Bankruptcy Headlines

Commentary: Deflate Gate and Bankruptcy Reform

People (and institutions) like rules that give them a competitive edge, and you need only to look at the recent headlines and the media coverage of “Deflate Gate” to understand this basic concept, according to a commentary by Prof. Michelle Harner in Credit Slips today. Reportedly, Tom Brady, Peyton Manning, and other quarterbacks lobbied the NFL to allow each team to supply its own set of footballs for use by that team’s quarterback during games. How does any of this relate to chapter 11 reform, Prof Harner asks? To answer that question, ask yourself a different one: Do you like how chapter 11 currently resolves your client’s key issues in most instances? If you answered “yes,” you likely see no reason for reform. If you answered “no,” you likely would favor reform, but perhaps only those aspects of reform beneficial to your client. Therein lies the ever-present dilemma for policymakers: implementing the best policy for the overall federal bankruptcy system in the midst of so much noise.

GT Advanced Shareholders Denied Role in Bankruptcy

A bankruptcy judge on Monday denied a request by GT Advanced Technologies Inc. shareholders to have a voice in the former Apple Inc. supplier’s bankruptcy, though he left open the possibility for the group to come back with a new proposal, the Wall Street Journal reported today. Bankruptcy Judge Henry Boroff issued the one-paragraph denial after a Monday hearing in U.S. Bankruptcy Court in Springfield, Mass. The shareholders had argued they should be given an official role in the case — with expenses paid for out of the debtor’s coffers — because GT Advanced’s business is still worth enough to leave a payout for them.

Detroit May Offer City Workers Half Off on Vacant Homes

Detroit may offer city employees a 50 percent discount on homes sold through the city's auction program as part of its efforts to rebound after exiting its historic bankruptcy in December, Reuters reported yesterday. The proposal introduced to the City Council on Tuesday is for current city employees, their families and retired city workers. The idea is to encourage families to repopulate devastated neighborhoods that have seen a decades-long exodus by residents. The issue will be discussed tomorrow by members of the planning and economic development committee, who will decide whether to recommend it to the full council. If approved, the program could take effect by mid-February.

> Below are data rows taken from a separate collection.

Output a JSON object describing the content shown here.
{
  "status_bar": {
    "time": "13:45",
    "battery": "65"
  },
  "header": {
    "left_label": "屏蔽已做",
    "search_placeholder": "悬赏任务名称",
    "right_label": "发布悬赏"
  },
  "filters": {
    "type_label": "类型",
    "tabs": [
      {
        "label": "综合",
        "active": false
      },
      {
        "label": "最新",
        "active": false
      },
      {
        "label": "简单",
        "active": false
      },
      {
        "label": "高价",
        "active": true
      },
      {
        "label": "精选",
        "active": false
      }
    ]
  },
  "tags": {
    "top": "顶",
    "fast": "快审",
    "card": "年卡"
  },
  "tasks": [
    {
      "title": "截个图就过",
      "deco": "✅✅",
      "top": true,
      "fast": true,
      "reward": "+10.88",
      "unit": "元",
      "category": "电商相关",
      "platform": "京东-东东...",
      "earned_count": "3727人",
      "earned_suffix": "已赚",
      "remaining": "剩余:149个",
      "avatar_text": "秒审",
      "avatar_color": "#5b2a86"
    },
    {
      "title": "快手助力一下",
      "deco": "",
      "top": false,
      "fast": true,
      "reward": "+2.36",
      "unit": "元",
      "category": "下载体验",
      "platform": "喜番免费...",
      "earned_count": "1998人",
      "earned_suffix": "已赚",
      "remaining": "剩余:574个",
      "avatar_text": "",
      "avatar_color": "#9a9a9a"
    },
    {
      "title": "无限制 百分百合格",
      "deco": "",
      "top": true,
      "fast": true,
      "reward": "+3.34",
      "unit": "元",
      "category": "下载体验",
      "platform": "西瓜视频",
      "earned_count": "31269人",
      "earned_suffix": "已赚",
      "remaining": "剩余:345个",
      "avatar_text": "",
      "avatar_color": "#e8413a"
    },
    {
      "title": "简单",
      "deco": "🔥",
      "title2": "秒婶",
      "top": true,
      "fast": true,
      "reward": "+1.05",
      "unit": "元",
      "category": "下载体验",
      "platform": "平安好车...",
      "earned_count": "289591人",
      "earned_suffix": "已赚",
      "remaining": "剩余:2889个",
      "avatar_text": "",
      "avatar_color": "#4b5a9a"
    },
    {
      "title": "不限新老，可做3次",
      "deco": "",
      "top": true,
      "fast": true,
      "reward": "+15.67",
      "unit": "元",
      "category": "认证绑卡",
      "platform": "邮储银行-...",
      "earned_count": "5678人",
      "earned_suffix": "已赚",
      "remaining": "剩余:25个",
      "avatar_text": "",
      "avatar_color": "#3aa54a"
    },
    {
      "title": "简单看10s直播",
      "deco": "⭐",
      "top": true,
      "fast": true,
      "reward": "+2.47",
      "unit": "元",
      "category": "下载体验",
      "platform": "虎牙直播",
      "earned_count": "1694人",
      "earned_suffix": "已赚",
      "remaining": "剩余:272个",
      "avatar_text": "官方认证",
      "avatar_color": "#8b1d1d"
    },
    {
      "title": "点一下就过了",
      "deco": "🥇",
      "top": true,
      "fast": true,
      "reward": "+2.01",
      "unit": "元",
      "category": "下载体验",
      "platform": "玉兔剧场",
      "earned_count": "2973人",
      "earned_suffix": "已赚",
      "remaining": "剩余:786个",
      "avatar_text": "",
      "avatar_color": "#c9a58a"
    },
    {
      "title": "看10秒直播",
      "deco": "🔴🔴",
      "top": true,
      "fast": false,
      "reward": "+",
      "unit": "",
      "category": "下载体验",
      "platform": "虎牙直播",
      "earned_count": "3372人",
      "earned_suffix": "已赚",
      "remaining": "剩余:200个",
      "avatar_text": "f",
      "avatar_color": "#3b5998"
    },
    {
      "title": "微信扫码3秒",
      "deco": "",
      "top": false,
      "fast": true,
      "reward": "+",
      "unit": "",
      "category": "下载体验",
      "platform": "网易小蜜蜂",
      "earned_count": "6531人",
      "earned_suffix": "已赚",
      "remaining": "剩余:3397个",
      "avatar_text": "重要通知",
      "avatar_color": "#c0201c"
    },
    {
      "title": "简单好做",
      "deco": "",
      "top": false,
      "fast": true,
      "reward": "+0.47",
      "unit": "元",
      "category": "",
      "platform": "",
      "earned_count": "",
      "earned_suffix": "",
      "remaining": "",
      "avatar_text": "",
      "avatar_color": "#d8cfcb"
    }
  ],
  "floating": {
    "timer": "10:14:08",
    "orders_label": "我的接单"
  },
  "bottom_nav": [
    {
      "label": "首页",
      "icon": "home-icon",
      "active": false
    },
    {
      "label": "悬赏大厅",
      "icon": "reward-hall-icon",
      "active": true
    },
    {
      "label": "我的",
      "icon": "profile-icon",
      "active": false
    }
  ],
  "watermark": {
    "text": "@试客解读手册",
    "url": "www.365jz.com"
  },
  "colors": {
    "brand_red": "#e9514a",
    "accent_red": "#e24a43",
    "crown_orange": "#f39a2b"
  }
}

Commentary: How Student Debt Harms the Economy

Ever-escalating tuitions, especially in the past dozen years, have produced an explosion of associated debt, as students and their families resorted to borrowing to cover college prices that are the only major expense item in the economy that is growing faster than health care, according to a commentary in the Wall Street Journal today. According to the Federal Reserve, educational debt has shot past every other category — credit cards, auto loans, refinancings — except home mortgages, reaching some $1.3 trillion this year. Analyses in the Wall Street Journal and by Experian in 2014 show that 40 million people, roughly 70 percent of recent graduates, are now borrowers. In the class of 2014, the average borrower left with an average load of $33,000. Now comes evidence that it’s not just consumer spending that these debts are denting, but also economic dynamism, according to the commentary. A variety of indicators suggests that the debt burden is weighing on the engine that has always characterized American economic leadership — and the factor that many have assumed will overcome many structural and self-imposed challenges: our propensity to innovate and to invent new vehicles of wealth creation.

State Representative Files Bill to Allow Illinois Municipalities to Seek Bankruptcy Protections

State Representative Ron Sandack (R) filed legislation this week that would make Illinois the 25th state that allows municipalities to seek bankruptcy protections under chapter 9 of the U.S. Bankruptcy Code, the Chicago Tribune reported today. Illinois statutes currently do not allow for such authorization for municipal governments. "I hear regularly from municipal leaders who worry about their ability to pay their bills and meet other debt requirements," said Sandack. "This bill would provide one more tool that municipalities could have at their disposal to address their financial futures in a reasonable and taxpayer-friendly manner."